The biggest mark against him is the missed time. The starting power forward only played 41 of a possible 65 games, missing 21 on the season and 16 in a row at one point. That’s difficult for any team to overcome, and in a shortened season, missing roughly one out of every three games makes life difficult on the rest of the team. In addition, Millsap only averaged 24.4 minutes per game, and while the Nuggets were effective with him out there, he simply wasn’t out there enough to warrant an ‘A’ grade.
What’s next for Paul Millsap?
With Millsap becoming an unrestricted free agent during the 2020 offseason, the Nuggets have some major decisions to make at the power forward position. Jerami Grant and Mason Plumlee will also be up for new contracts, with Grant assumably opting out of his player option for the 2020-21 season. Those three players earned a combined $53.8 million for the 2019-20 season, but with Jamal Murray’s max contract over the next five seasons kicking in during the 2020-21 year, the money is about to become real tight. It’s very possible that the Nuggets may let go of one or two of Millsap, Grant, and Plumlee due to salary cap ramifications, meaning choices will need to be made.
Millsap has been the starter at power forward for the last three seasons, and he has been great. His RPM ranks at the power forward position over the last three years have been stellar:
2017-18: +1.54 (13th among power forwards)
2018-19: +4.31 (1st among power forwards)
2019-20: +0.34 (17th among power forwards)
Those are great overall marks, and even though Millsap has had injury issues, his impact has remained relatively constant. What Denver has to what out for is if a strong regression is about to come for the veteran. Millsap just turned 35 this year, and his minutes per game have trended down in every season since coming to Denver. Only four players were consistent starters in their age 35 season or older this year: LeBron James, Marc Gasol, J.J. Redick, and Carmelo Anthony. It’s unlikely that Gasol or Redick will be starting for much longer, and Anthony probably shouldn’t be starting in the first place. LeBron...is LeBron.
With the Nuggets having such a young core centered around Jokic, Murray, and potentially Michael Porter Jr. going forward, the Nuggets need answers in both the short term and long term.

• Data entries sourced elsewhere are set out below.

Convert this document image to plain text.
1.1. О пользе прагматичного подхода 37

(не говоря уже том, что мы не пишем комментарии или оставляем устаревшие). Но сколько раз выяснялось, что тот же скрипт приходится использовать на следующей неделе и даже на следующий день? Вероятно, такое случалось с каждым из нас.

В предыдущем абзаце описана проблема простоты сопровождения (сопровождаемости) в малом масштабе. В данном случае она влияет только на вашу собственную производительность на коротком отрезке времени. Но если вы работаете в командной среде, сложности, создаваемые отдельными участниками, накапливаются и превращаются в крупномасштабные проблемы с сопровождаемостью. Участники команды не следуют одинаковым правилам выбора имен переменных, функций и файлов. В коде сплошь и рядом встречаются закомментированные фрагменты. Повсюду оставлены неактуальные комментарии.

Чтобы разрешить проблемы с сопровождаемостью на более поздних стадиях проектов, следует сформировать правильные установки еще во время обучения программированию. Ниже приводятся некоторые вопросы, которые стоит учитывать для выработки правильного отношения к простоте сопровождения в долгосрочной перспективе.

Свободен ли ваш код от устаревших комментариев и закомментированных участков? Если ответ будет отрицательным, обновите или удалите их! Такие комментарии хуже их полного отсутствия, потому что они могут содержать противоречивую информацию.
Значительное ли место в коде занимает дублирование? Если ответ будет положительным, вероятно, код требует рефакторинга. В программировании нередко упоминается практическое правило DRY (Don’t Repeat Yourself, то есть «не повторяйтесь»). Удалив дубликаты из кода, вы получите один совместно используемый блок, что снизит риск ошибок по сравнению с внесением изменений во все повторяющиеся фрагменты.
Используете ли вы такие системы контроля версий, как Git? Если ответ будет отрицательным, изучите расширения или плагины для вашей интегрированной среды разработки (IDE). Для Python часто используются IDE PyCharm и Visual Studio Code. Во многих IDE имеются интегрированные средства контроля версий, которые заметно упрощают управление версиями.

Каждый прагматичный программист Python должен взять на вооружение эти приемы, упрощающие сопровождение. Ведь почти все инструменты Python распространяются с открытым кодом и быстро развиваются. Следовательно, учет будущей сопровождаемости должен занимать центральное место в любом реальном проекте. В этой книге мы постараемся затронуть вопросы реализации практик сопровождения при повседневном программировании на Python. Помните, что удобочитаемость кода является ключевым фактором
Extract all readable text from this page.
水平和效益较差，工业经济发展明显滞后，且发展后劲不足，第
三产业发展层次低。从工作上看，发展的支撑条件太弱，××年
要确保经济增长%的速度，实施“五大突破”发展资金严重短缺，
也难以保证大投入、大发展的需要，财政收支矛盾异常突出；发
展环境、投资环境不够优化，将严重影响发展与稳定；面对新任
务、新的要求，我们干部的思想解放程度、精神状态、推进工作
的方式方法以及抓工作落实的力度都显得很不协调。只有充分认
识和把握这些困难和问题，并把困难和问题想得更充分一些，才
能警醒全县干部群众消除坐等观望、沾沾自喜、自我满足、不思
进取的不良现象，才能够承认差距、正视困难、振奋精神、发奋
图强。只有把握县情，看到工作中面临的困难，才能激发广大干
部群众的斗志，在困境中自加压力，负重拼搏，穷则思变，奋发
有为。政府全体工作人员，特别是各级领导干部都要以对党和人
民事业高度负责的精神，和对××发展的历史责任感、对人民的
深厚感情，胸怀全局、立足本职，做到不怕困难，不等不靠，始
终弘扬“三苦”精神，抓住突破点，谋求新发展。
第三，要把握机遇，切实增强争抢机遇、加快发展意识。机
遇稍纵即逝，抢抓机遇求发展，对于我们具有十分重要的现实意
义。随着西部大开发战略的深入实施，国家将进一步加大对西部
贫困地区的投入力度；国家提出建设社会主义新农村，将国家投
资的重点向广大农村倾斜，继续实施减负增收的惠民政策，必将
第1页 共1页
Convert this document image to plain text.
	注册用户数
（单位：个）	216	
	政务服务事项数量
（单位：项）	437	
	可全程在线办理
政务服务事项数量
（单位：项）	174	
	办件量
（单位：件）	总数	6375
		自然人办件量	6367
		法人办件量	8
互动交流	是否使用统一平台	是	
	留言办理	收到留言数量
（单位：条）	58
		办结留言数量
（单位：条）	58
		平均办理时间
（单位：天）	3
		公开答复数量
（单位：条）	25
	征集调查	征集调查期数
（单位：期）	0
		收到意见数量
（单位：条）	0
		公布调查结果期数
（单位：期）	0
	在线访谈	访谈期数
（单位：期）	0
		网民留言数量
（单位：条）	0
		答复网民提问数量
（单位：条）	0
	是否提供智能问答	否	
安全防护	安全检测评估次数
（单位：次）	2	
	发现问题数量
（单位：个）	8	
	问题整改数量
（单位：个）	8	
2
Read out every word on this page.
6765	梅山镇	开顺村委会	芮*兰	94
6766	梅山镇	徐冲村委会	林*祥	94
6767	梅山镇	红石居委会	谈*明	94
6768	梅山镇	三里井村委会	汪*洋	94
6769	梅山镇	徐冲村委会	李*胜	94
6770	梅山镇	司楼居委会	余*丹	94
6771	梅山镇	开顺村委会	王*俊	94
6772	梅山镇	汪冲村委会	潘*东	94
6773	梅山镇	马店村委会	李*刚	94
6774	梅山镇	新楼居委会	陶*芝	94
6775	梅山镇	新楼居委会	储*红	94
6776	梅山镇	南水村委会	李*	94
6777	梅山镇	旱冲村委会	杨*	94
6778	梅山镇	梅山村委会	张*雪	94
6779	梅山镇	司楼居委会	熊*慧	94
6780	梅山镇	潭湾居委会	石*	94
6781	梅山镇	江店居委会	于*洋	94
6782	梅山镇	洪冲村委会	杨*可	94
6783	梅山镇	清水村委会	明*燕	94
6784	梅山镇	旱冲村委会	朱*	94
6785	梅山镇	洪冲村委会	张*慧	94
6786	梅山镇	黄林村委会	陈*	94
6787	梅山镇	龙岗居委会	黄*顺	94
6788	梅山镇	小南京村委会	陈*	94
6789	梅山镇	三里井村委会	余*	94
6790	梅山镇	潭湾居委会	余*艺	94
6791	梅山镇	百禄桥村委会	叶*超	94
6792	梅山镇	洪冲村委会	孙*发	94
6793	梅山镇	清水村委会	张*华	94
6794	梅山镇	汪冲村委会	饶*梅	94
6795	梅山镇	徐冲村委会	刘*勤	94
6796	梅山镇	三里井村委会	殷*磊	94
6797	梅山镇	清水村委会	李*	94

It’s possible that Millsap would be a capable starter for the Nuggets next year, but it’s also possible that he experiences a drop-off in effectiveness and plays more like Carmelo Anthony or Andre Iguodala rather than Marc Gasol or J.J. Redick.
In the 21 games that Millsap missed this past year, the Nuggets posted a record of 16-5. Several of those were single digit victories against middling competition and were unimpressive, but Denver also netted some impressive wins. From games against the Milwaukee Bucks and Utah Jazz on short rest, to Kawhi Leonard and the Los Angeles Clippers, to a full New Orleans Pelicans squad with Zion Williamson and Brandon Ingram, the Nuggets found ways to win without Millsap (and sometimes Murray) on the floor.
All of this to say, the Nuggets have a difficult decision at power forward compounded by salary cap concerns. Millsap and Grant are good players in different ways, and Millsap was more effective in his minutes this year. Going forward, that separation may not sustain, and the Nuggets must make the right decision if they want to be the best team they possibly can.
Should Millsap be part of that vision? It remains to be seen.